И снова о создании всего Словом Божьим.
И снова о времени, настоящем, будущем и прошедшем.
И снова утверждение: «Ты — вечен. Вне формы нет времени, нет разнообразия тварного мира».
И любопытно, читали сами-то рыцари Сиона Августина Блаженного? И что он, Косса, должен будет сказать им, едва придут за ним, освобождая из каменной кельи, дабы ввергнуть в прежнюю пучину страстей и земных дел? И вновь борьба пап! Только теперь он должен будет выступить против прежнего друга своего, Оддоне Колонны?
«И мы хотим делать добро, — кончает Августин свою исповедь. — А закончив, надеемся отдохнуть в тебе».
Тянутся мгновения, слагаясь в минуты, минуты в часы, часы в дни, дни в месяцы, а месяцы переливаются в годы.
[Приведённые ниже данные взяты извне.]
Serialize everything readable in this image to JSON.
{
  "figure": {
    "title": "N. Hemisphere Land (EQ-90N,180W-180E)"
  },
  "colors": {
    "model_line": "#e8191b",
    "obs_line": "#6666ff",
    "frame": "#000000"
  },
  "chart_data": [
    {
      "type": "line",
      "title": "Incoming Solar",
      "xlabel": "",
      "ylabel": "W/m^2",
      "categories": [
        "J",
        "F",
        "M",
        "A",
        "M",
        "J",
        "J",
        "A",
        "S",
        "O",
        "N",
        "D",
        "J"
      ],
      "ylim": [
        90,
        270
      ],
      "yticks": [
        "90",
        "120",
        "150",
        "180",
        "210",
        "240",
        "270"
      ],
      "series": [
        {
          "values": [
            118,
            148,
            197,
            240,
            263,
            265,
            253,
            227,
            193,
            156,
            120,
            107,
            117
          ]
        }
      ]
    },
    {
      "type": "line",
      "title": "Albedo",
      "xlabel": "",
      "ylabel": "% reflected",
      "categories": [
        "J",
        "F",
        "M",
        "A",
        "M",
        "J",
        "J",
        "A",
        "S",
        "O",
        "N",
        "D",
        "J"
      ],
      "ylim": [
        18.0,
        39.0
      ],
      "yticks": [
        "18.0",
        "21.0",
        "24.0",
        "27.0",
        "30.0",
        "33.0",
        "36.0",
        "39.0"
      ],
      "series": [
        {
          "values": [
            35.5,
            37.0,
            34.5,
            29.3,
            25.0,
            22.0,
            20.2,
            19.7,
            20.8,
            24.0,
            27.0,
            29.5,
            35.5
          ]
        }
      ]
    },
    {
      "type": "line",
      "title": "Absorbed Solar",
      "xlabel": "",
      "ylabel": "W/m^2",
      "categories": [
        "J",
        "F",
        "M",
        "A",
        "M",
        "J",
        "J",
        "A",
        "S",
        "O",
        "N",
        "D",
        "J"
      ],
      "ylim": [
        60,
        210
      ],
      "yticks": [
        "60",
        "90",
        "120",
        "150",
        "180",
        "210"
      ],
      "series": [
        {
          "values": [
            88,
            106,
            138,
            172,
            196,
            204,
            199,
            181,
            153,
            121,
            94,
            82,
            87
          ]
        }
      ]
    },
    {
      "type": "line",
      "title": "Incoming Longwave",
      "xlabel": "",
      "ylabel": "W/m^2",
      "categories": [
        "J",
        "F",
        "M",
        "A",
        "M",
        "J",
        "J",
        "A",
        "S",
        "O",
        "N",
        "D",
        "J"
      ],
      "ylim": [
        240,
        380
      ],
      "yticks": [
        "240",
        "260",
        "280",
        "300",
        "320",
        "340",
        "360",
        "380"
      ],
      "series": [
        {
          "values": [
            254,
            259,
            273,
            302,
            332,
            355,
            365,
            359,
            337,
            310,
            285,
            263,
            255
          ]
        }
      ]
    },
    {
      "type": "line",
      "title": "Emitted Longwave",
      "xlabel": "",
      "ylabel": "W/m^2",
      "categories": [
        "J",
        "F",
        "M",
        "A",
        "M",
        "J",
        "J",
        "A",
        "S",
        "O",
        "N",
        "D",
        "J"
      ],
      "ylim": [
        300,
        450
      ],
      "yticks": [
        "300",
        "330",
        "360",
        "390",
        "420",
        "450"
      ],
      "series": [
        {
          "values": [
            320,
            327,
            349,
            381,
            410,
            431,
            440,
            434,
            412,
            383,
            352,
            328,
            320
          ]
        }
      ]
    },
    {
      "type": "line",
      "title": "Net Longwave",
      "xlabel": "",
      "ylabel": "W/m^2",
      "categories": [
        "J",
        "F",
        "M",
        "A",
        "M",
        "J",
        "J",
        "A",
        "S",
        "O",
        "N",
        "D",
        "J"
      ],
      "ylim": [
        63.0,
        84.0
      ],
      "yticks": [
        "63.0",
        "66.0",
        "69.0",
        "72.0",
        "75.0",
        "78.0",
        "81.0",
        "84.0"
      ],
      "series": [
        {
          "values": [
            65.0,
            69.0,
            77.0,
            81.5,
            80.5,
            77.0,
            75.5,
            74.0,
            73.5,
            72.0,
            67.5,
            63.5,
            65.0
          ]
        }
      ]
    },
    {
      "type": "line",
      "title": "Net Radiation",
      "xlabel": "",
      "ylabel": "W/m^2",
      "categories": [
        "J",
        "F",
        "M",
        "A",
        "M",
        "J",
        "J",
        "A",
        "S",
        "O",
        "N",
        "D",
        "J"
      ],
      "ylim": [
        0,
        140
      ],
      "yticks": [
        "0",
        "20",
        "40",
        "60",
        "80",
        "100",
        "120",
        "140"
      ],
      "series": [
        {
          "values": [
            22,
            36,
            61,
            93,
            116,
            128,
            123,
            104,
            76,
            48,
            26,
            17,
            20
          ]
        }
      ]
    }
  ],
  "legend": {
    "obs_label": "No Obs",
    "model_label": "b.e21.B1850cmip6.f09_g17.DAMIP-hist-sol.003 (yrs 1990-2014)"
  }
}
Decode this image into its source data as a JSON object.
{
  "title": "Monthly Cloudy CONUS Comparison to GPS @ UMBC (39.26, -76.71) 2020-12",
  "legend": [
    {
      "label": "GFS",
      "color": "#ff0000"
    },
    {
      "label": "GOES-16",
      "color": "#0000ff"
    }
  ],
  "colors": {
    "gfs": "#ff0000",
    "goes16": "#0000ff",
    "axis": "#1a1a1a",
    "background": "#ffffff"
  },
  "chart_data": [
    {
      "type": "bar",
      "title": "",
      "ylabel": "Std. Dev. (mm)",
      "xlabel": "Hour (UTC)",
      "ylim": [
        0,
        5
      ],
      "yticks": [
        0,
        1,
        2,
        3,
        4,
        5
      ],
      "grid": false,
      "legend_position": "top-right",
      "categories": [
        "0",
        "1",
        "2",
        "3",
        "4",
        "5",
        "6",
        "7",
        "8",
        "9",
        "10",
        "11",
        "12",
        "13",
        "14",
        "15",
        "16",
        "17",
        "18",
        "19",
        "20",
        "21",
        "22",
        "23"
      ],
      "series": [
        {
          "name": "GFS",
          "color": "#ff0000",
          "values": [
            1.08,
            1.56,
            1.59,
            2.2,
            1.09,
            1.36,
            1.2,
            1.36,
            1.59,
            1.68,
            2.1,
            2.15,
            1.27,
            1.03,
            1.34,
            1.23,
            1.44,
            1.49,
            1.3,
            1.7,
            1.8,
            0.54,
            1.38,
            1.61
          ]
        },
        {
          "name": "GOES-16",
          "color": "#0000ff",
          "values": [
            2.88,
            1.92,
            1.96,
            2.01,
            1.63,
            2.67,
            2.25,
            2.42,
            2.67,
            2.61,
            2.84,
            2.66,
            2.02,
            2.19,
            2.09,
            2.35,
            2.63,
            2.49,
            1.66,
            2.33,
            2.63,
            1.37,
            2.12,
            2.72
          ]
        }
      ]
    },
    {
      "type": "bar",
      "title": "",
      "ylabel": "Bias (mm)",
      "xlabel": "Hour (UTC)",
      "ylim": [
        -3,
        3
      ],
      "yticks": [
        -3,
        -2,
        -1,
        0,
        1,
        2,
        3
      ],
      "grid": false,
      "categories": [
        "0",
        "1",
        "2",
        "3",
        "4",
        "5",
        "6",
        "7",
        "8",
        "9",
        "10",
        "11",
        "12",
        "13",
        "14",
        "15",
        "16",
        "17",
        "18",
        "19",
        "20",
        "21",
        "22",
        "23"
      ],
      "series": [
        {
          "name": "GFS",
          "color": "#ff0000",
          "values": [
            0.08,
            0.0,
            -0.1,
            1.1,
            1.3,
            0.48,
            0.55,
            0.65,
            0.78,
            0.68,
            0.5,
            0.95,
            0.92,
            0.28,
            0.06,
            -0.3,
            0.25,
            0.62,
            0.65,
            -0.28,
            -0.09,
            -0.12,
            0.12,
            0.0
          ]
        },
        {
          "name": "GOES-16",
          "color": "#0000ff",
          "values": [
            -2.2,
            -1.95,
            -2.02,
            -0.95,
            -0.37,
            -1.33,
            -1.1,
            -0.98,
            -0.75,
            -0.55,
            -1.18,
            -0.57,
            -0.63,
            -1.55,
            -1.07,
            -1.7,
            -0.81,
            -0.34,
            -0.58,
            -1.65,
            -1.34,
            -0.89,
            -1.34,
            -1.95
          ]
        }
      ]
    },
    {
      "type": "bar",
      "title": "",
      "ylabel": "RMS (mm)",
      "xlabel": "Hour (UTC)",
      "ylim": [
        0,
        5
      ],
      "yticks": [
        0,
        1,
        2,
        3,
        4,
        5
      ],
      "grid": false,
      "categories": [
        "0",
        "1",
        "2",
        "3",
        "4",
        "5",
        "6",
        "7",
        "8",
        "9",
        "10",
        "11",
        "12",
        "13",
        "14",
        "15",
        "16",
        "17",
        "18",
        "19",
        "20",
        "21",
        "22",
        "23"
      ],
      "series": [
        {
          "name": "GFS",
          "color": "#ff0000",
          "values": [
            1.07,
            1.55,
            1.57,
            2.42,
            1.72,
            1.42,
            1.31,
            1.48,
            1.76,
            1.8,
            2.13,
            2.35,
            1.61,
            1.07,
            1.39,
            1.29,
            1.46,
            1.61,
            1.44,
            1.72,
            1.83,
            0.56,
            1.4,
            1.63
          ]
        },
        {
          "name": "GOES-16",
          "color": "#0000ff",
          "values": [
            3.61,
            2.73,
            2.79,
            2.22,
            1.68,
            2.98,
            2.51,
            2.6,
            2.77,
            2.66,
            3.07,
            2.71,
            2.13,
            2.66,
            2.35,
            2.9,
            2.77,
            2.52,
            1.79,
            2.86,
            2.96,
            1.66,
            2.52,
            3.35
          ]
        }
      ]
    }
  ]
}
Там, за стенами, идет жизнь, кто-то хлопочет за него, а Косса сидит в каменной келье над Библией и раскрытым Августином и думает, вновь переживая и перечеркивая прожитую им жизнь.
LIII
Наконец часы — не те, горние, что от Господа, — а земные, рукотворные часы рукотворного людского времени, со скрипом поворачиваются, приоткрывая щель в глухой стене человеческой злобы и холодного склизского камня. Людвиг Пфальцский согласен принять от дома Медичи 38 тысяч золотых флоринов, за то только, чтобы знатный узник единожды нежданно покинул затвор. Ни о каких дальнейших гарантиях сиятельный пфальцский курфюрст не говорит и дальнейшей защиты бежавшего пленника не обещает.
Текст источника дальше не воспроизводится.